I want to share this book with you, but I hesitate to give too many details. The way the book unfolds is so appealing, and knowing what is going to happen next ahead of time takes away that sense of opening a thousand tiny wrapped gifts that you get from reading it.

Without divulging too much, the book takes you on Wilson’s personal journey, sharing in an organic way some of the tools she discovered along the way, as well as current multi-disciplinary research on anxiety. The book is broken into chapters, but also numbered sections. If the idea of reading about anxiety makes you nervous, the bite-sized chunks of text make it easy to digest. You walk with Wilson, and by the end feel some of the progress she’s made could be your own.

Besides the lovely layout and good reading, Wilson has a section offering illuminating suggestions and information for partners of anxious types, which actually helped me understand myself better. Many suggestions she had, I would either resonate with, or immediately know weren’t a good match. Other times, I had to think about her suggestions before I knew if it would work. It was the topic of more than a few conversations with the Chaplain, who is now reading the book for himself.

I’m glad I picked this book up first – what if I’d burned out ahead of reading it? It would have been such a loss. I started out with a library copy and ended up buying one of my own. I found it so beautiful I couldn’t bear to write in it, and didn’t want to write anything that would take away from the Chaplain’s experience of reading the book.

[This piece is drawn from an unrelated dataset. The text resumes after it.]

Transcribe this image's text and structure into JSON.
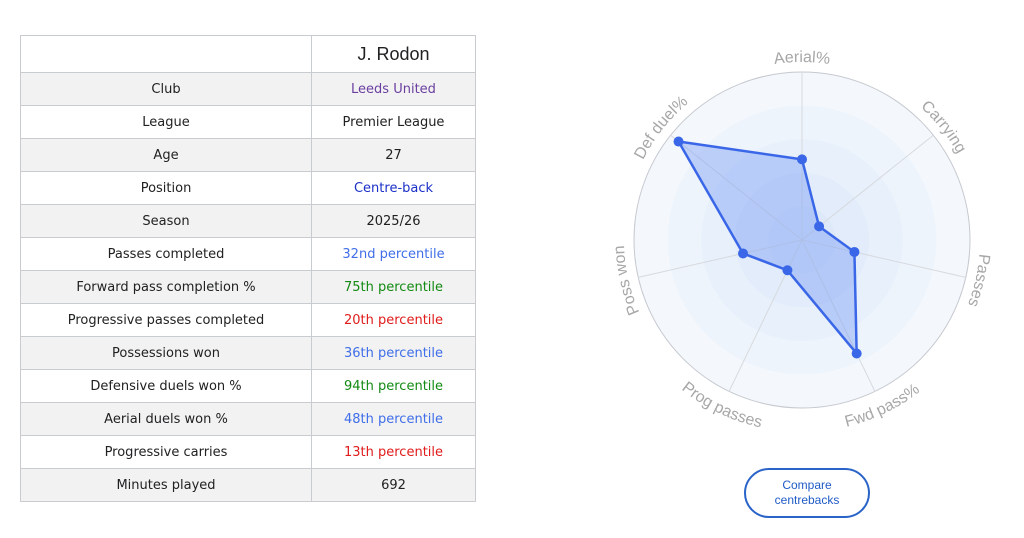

One of the things about learning from example while reading But First, We Make the Beast Beautiful was that somehow, I came away with the idea that I could ask for things I needed, without feeling I had to ignore my needs to “be nice.” I was already on that journey, but it felt like the book carried me a forward a few exits on the highway. A lot of things that trigger anxious behavior or things I might want to “fix” to feel better (mainly, to reduce noise, light, and smells), I have trouble asking for. It feels like too much to ask everyone to accommodate my need for quiet/no strong smells/no bright lights. But gradually I’ve gotten better at recognizing what I can and can’t deal with, and speaking up when I need to.

Real life example: This past week I picked up new glasses for the first time in several years. Typically, when I pick up my glasses, I have them readjusted 3-4 times, and they are close to a good fit, but not quite right. But I don’t want to keep asking to have them adjusted till they’re perfect, and I feel like I’m wasting the time of the person helping me. Then, I get a headache moments after walking out of the glasses place because the glasses are too tight, and struggle on my own to bend my earpieces just a little bit more to get them right, resulting in them sliding down my nose constantly. This time, I stayed with the discomfort of asking for more than I felt I was entitled to. And I walked out the door with glasses that fit. Maybe this is a function of age, maybe it is because I read the book. But I think the book helped.

If you’re an anxious sort, or know someone who is, this title should definitely be on your bedside table.

Just like I did for my Michael Pollan book shoot, I used my retouch tool to clean the dirt from under my kids’ fingernails for this photo. Because while nobody is perfect, on the internet, sometimes we get to pretend.